Bill Giles remembers drafting one realignment plan after another, dozens of them in fact, during the early and mid-1990s.

“I must have drawn up a hundred different realignment and scheduling plans,” he said. “Some of that even had a full split of 15 teams in each league, and interleague play every day, and I was a proponent of that and often started from that. But that one didn’t end up actually happening until (2013).”

The painstaking work Giles did behind the scenes became the foundation of what remains key fixtures of the legacy of MLB commissioner emeritus Bud Selig: a full divisional realignment of Major League Baseball, the advent of the wild card, and the creation of interleague play.

The trio of moves, introduced in 1994, ’95 and ’97, respectively, arrived in part as a result of two rounds of expansion that brought the now Miami Marlins and Colorado Rockies into the league in 1993, and the now Tampa Bay Rays and Arizona Diamondbacks five years later. The realignment in particular represented MLB’s first restructuring since moving to a four-division format in 1969.

More broadly, Selig had several other goals after first becoming acting commissioner in 1992, including creating a structure that would give more teams a legitimate chance of a playoff berth late in the regular season, moving to an unbalanced schedule that would have division and geographic rivals play more frequently, and generally creating a more modern structure around the game.

To do it, he leaned heavily on Giles, who as the leader of a mid-tier MLB franchise economically and baseball lifer had successfully positioned himself politically during a time of heavy industry unrest as a respected owner with both high- and low-revenue clubs.

“Bill was so helpful to me every step of the way during that time,” Selig said. “He completely understood what I thought we needed to do to bring the game forward, that there had to be changes, and how this also related to television. But again, this was a situation where he put the sport first, even before his own interests.”

Dave Montgomery, Giles’ partner and current Philadelphia Phillies chairman, said Giles represented a key sounding board for Selig, particularly during his turbulent first decade as commissioner.

“Even other things like ‘This Time It Counts’ with the All-Star Game (introduced in 2003), Bill was an important figure in getting it done,” Montgomery said. “Bill always had an attitude that core things like the pitchers’ mound being 60 feet, six inches from home were always going to stay the same. But aside from that, you just can’t be afraid to try new things.
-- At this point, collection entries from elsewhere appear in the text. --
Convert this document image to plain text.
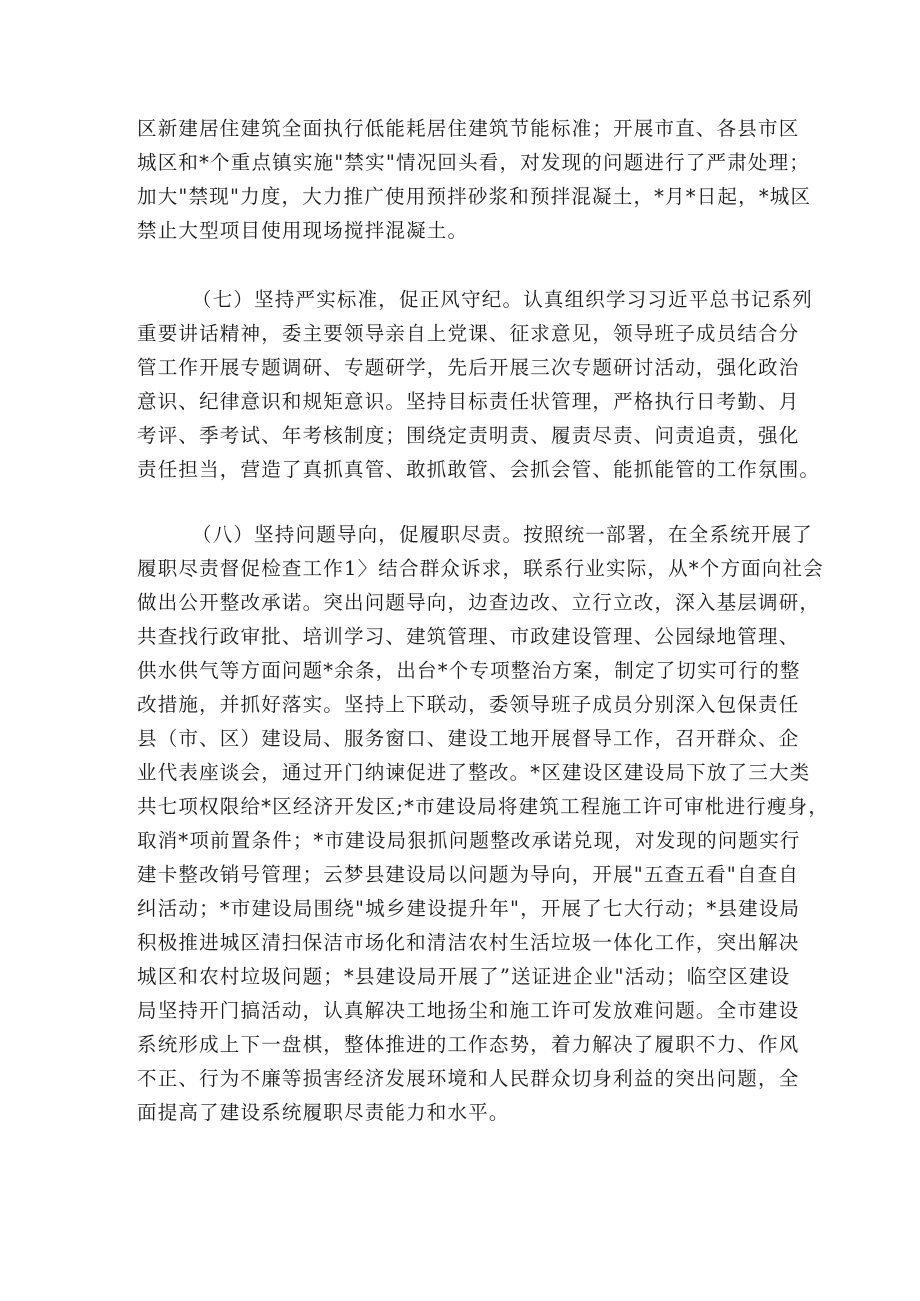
区新建居住建筑全面执行低能耗居住建筑节能标准；开展市直、各县市区
城区和*个重点镇实施"禁实"情况回头看，对发现的问题进行了严肃处理；
加大"禁现"力度，大力推广使用预拌砂浆和预拌混凝土，*月*日起，*城区
禁止大型项目使用现场搅拌混凝土。
（七）坚持严实标准，促正风守纪。认真组织学习习近平总书记系列
重要讲话精神，委主要领导亲自上党课、征求意见，领导班子成员结合分
管工作开展专题调研、专题研学，先后开展三次专题研讨活动，强化政治
意识、纪律意识和规矩意识。坚持目标责任状管理，严格执行日考勤、月
考评、季考试、年考核制度；围绕定责明责、履责尽责、问责追责，强化
责任担当，营造了真抓真管、敢抓敢管、会抓会管、能抓能管的工作氛围。
（八）坚持问题导向，促履职尽责。按照统一部署，在全系统开展了
履职尽责督促检查工作1〉结合群众诉求，联系行业实际，从*个方面向社会
做出公开整改承诺。突出问题导向，边查边改、立行立改，深入基层调研，
共查找行政审批、培训学习、建筑管理、市政建设管理、公园绿地管理、
供水供气等方面问题*余条，出台*个专项整治方案，制定了切实可行的整
改措施，并抓好落实。坚持上下联动，委领导班子成员分别深入包保责任
县（市、区）建设局、服务窗口、建设工地开展督导工作，召开群众、企
业代表座谈会，通过开门纳谏促进了整改。*区建设区建设局下放了三大类
共七项权限给*区经济开发区;*市建设局将建筑工程施工许可审枇进行瘦身，
取消*项前置条件；*市建设局狠抓问题整改承诺兑现，对发现的问题实行
建卡整改销号管理；云梦县建设局以问题为导向，开展"五查五看"自查自
纠活动；*市建设局围绕"城乡建设提升年"，开展了七大行动；*县建设局
积极推进城区清扫保洁市场化和清洁农村生活垃圾一体化工作，突出解决
城区和农村垃圾问题；*县建设局开展了”送证进企业"活动；临空区建设
局坚持开门搞活动，认真解决工地扬尘和施工许可发放难问题。全市建设
系统形成上下一盘棋，整体推进的工作态势，着力解决了履职不力、作风
不正、行为不廉等损害经济发展环境和人民群众切身利益的突出问题，全
面提高了建设系统履职尽责能力和水平。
And between that and Bill’s lifelong history with the game, there was a notion that if Bill bought into something, that was a real validation.”
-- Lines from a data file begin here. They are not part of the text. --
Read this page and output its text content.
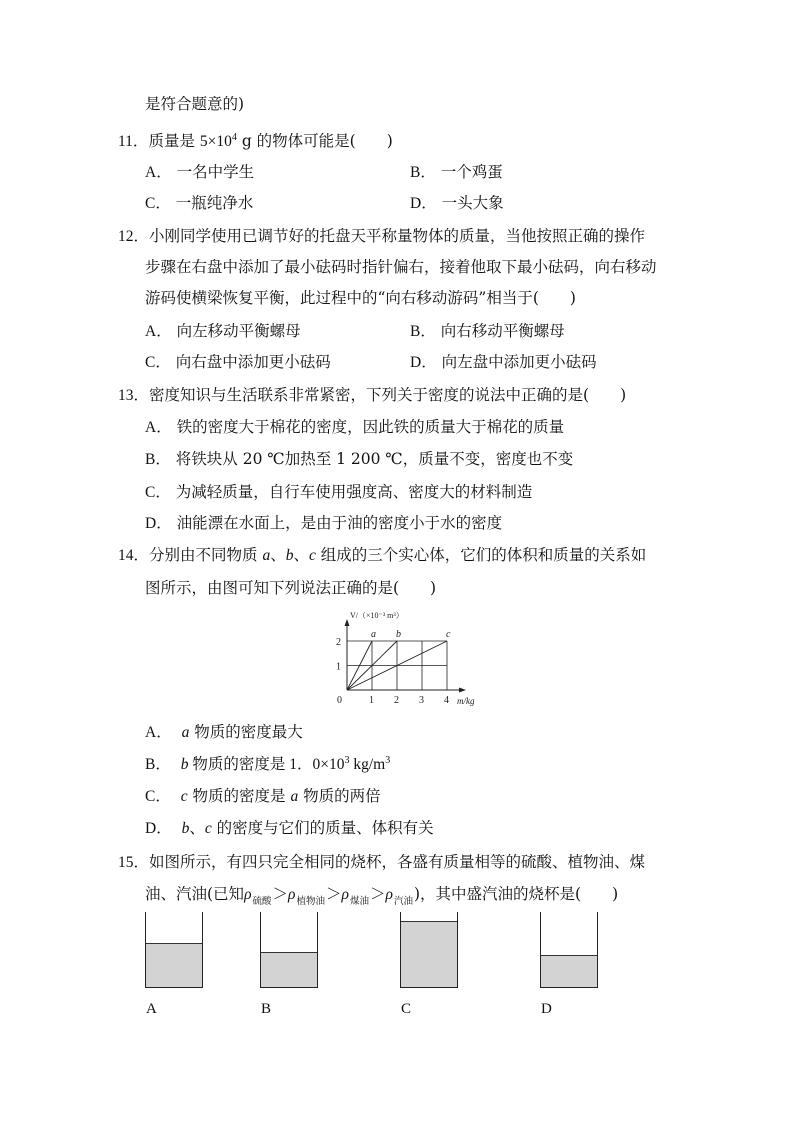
是符合题意的)
11．质量是 $5\times 10^4$ g 的物体可能是(　　)
A． 一名中学生	B． 一个鸡蛋
C． 一瓶纯净水	D． 一头大象
12．小刚同学使用已调节好的托盘天平称量物体的质量，当他按照正确的操作
步骤在右盘中添加了最小砝码时指针偏右，接着他取下最小砝码，向右移动
游码使横梁恢复平衡，此过程中的“向右移动游码”相当于(　　)
A． 向左移动平衡螺母	B． 向右移动平衡螺母
C． 向右盘中添加更小砝码	D． 向左盘中添加更小砝码
13．密度知识与生活联系非常紧密，下列关于密度的说法中正确的是(　　)
A． 铁的密度大于棉花的密度，因此铁的质量大于棉花的质量
B． 将铁块从 20 ℃加热至 1 200 ℃，质量不变，密度也不变
C． 为减轻质量，自行车使用强度高、密度大的材料制造
D． 油能漂在水面上，是由于油的密度小于水的密度
14．分别由不同物质 a、b、c 组成的三个实心体，它们的体积和质量的关系如
图所示，由图可知下列说法正确的是(　　)
a b	c
1 2 3 4
1
2
0	m/kg
V/（×10⁻³ m³）
A． a 物质的密度最大
B． b 物质的密度是 1．$0\times 10^3$ $kg/m^3$
C． c 物质的密度是 a 物质的两倍
D． b、c 的密度与它们的质量、体积有关
15．如图所示，有四只完全相同的烧杯，各盛有质量相等的硫酸、植物油、煤
油、汽油(已知$\rho_{硫酸}>\rho_{植物油}>\rho_{煤油}>\rho_{汽油}$)，其中盛汽油的烧杯是(　　)
A	B	C	D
Still, there were fierce conflicts with every move, both internally among MLB owners and externally convincing a skeptical public and press. In particular, the Chicago Cubs in 1992 blocked an attempted move under the prior, four-division format to be shifted to the NL West along with St. Louis.

Another more radical realignment proposal in 1997, widely opposed and ultimately abandoned, would have seen nearly half the clubs switch their prior league affiliations and crosstown teams such as the New York Mets and Yankees placed in the same division.
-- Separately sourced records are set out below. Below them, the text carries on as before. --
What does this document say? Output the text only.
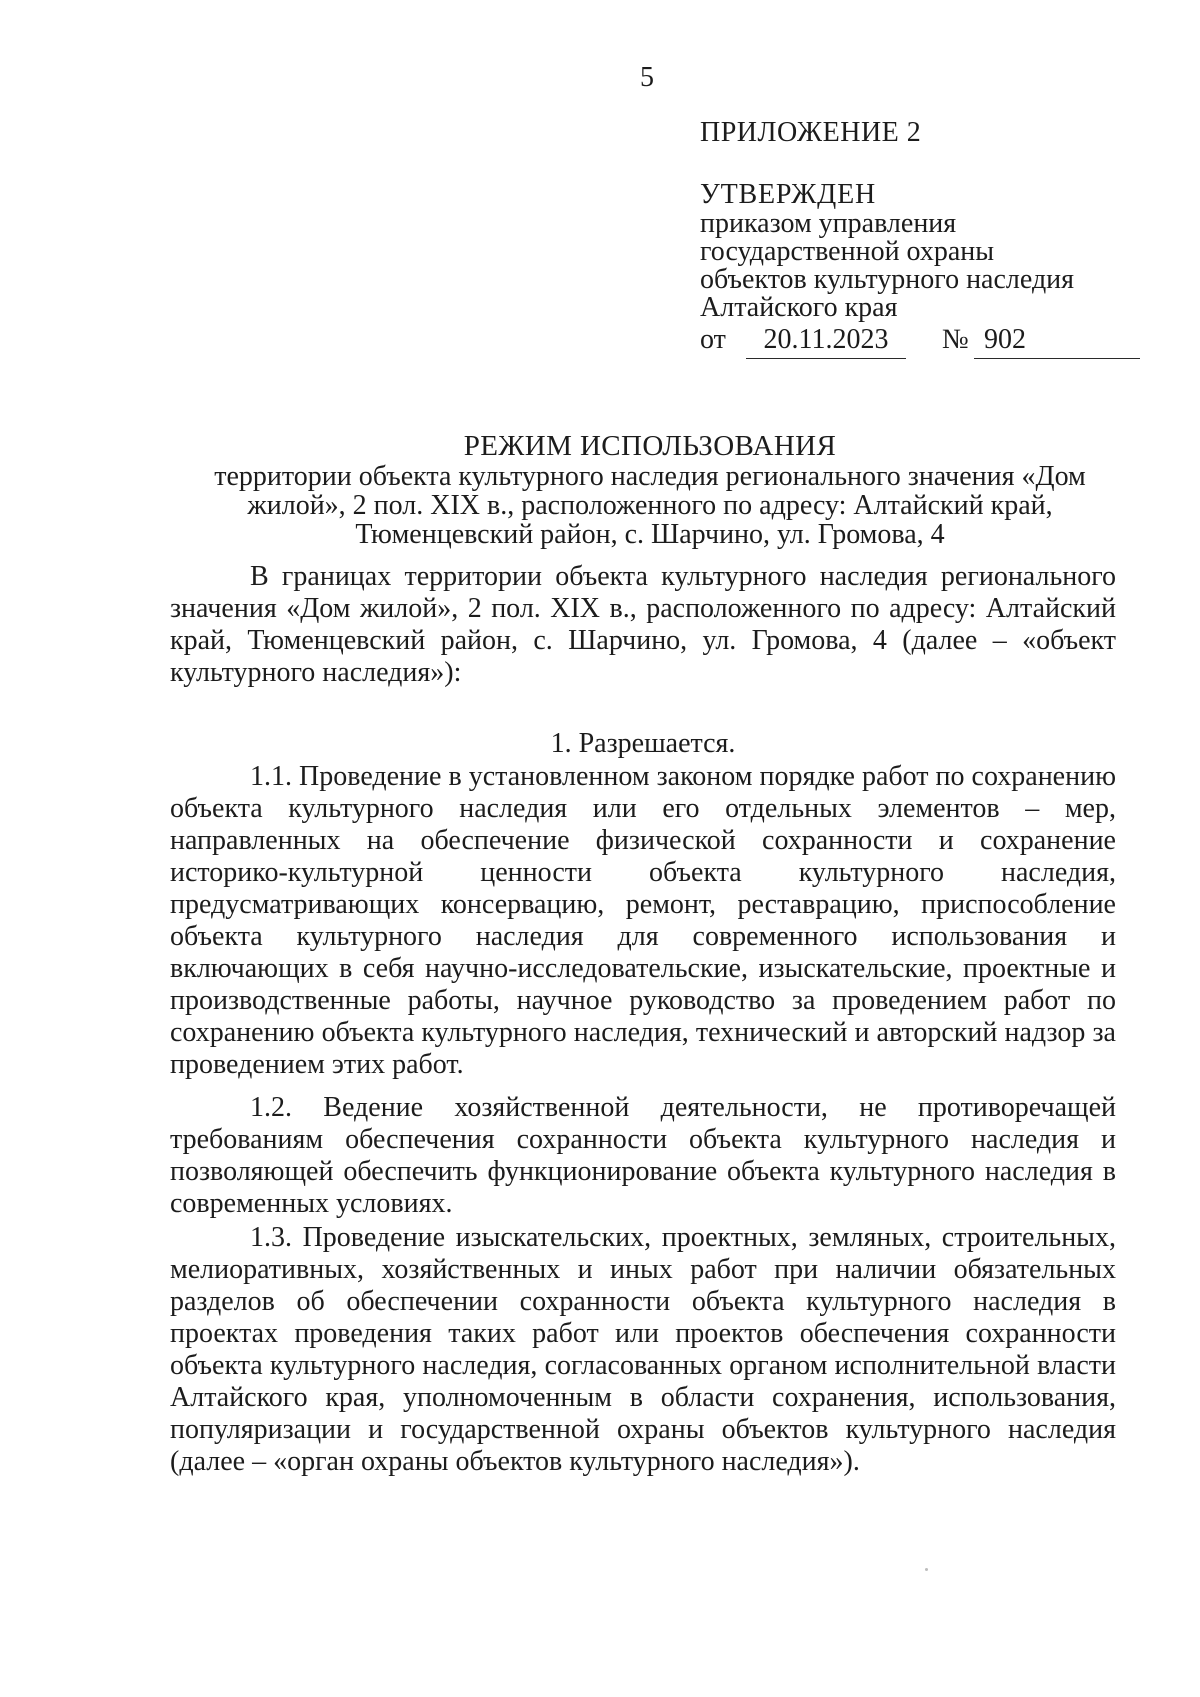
5
ПРИЛОЖЕНИЕ 2
УТВЕРЖДЕН
приказом управления
государственной охраны
объектов культурного наследия
Алтайского края
от	20.11.2023	№ 902
РЕЖИМ ИСПОЛЬЗОВАНИЯ
территории объекта культурного наследия регионального значения «Дом жилой», 2 пол. XIX в., расположенного по адресу: Алтайский край, Тюменцевский район, с. Шарчино, ул. Громова, 4

В границах территории объекта культурного наследия регионального значения «Дом жилой», 2 пол. XIX в., расположенного по адресу: Алтайский край, Тюменцевский район, с. Шарчино, ул. Громова, 4 (далее – «объект культурного наследия»):

1. Разрешается.

1.1. Проведение в установленном законом порядке работ по сохранению объекта культурного наследия или его отдельных элементов – мер, направленных на обеспечение физической сохранности и сохранение историко-культурной ценности объекта культурного наследия, предусматривающих консервацию, ремонт, реставрацию, приспособление объекта культурного наследия для современного использования и включающих в себя научно-исследовательские, изыскательские, проектные и производственные работы, научное руководство за проведением работ по сохранению объекта культурного наследия, технический и авторский надзор за проведением этих работ.

1.2. Ведение хозяйственной деятельности, не противоречащей требованиям обеспечения сохранности объекта культурного наследия и позволяющей обеспечить функционирование объекта культурного наследия в современных условиях.

1.3. Проведение изыскательских, проектных, земляных, строительных, мелиоративных, хозяйственных и иных работ при наличии обязательных разделов об обеспечении сохранности объекта культурного наследия в проектах проведения таких работ или проектов обеспечения сохранности объекта культурного наследия, согласованных органом исполнительной власти Алтайского края, уполномоченным в области сохранения, использования, популяризации и государственной охраны объектов культурного наследия (далее – «орган охраны объектов культурного наследия»).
“There was a hell of a battle in terms of what divisions teams would go into,” Giles said.

Selig, with the backing of Giles, ultimately was able to achieve a more universally accepted realignment plan, along with the new schedule and playoff formats.

“Baseball was really bound by tradition for a long time,” said Chicago White Sox owner Jerry Reinsdorf, “but Bill understood very early on that the sport needed to evolve and change with the times.”